Businesses don't buy space, they try to work into a favorable positioning
within the Web Site. Consumers buy the recommendation within the
The implications of advertorials are tremendous, as advertising and editorial
space start to merge. This gray area of advertising will fuel many
controversies, and remember that this is being done by many famous Web Sites,
like the Wall Street Journal. It is a way of marketing on the Internet.
For affiliate programs, advertorials are the most effective form of affiliate
advertising. Here's why:
A. Advertorials appear to be part of the Web Site, woven into the context.
Even if sent via email, the power of an advertorial is the power of a
recommendation. When someone is trusted, and the offer appears to be from
them, or with their support, sales increase.
B. It's all about being a familiar face, not a stranger interrupting. Trust
is embedded in the content; when you step outside, you make people aware that
they are being sold.
C. When the advertising appears to be an advertisement, it is less
successful than when it appears to be an editorial comment.

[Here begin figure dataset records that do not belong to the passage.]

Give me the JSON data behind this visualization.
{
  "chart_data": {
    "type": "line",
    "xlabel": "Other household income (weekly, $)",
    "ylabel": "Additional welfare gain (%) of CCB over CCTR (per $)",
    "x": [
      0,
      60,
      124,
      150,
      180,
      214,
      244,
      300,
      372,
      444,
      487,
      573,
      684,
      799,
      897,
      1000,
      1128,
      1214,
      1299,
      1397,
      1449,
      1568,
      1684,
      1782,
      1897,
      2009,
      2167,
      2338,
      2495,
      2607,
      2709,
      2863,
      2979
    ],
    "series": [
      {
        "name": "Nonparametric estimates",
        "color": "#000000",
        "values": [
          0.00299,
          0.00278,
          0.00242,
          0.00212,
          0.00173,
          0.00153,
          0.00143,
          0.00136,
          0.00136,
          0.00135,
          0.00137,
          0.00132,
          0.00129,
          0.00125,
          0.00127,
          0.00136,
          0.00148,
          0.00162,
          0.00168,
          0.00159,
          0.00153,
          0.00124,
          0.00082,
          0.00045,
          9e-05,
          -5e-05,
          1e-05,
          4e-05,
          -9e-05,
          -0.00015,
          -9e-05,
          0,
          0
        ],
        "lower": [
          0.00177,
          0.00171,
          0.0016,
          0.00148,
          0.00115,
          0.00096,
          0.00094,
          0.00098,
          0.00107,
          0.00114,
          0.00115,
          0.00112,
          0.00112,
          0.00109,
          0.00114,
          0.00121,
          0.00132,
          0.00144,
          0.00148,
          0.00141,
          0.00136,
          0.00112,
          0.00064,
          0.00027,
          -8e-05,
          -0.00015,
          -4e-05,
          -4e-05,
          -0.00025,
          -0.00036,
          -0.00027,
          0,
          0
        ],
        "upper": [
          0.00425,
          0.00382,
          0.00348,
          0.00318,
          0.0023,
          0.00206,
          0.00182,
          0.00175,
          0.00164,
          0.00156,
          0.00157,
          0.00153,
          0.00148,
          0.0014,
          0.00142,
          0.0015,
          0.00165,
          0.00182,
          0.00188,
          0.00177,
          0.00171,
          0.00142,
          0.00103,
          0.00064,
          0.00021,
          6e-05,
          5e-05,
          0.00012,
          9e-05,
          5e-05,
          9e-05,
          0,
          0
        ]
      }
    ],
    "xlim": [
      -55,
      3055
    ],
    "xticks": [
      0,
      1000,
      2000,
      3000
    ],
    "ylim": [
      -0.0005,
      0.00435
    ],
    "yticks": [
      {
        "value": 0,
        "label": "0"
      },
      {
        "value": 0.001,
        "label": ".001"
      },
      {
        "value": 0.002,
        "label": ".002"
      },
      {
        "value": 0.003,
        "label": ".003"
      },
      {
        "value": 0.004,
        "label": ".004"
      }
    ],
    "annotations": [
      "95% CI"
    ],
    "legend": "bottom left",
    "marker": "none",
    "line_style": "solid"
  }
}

Ethical issues abound in this approach and could fill an entire article on
its own. For purposes of affiliate programs, the challenge is clear. Here's what
you should focus on:
- Get your affiliates to promote your offer as an integral part of their Web
Site. If they list you with 50 other companies, it is all about selling, and
consumers will not react as well. If you can get them to recommend or
endorse what you do, the power of that recommendation carries weight.
- Encourage believable testimonials. If your affiliates stretch the truth or
exaggerate, it does not bode well for your offer. It is better to be
believable and credible, than to try and impress someone. If your offer is
not believable, they will not buy it.
- Weave your advertising into the Web Sites of your affiliates, and teach
them how to do this. Teach them how to write a testimonial, how to place
your ad copy within their site...with their personal embellishment. If you
just give them banner ads and forms of advertising, that is all they will
focus on, and you will lose sales.
- Teach your affiliates how to do it right. Train them.
Advertorials are one of the most successful means of marketing for affiliate
programs. The challenges this will present to the industry go beyond the actual
content, and into the believability of what you read.
Look at it this way; Forbes and the Wall Street Journal are looking at this
because it makes sense. This is not something being done by fly by night
companies. It is being put into action by the mainstream media who realize that
advertising on the Internet, perceived as advertising, does not work.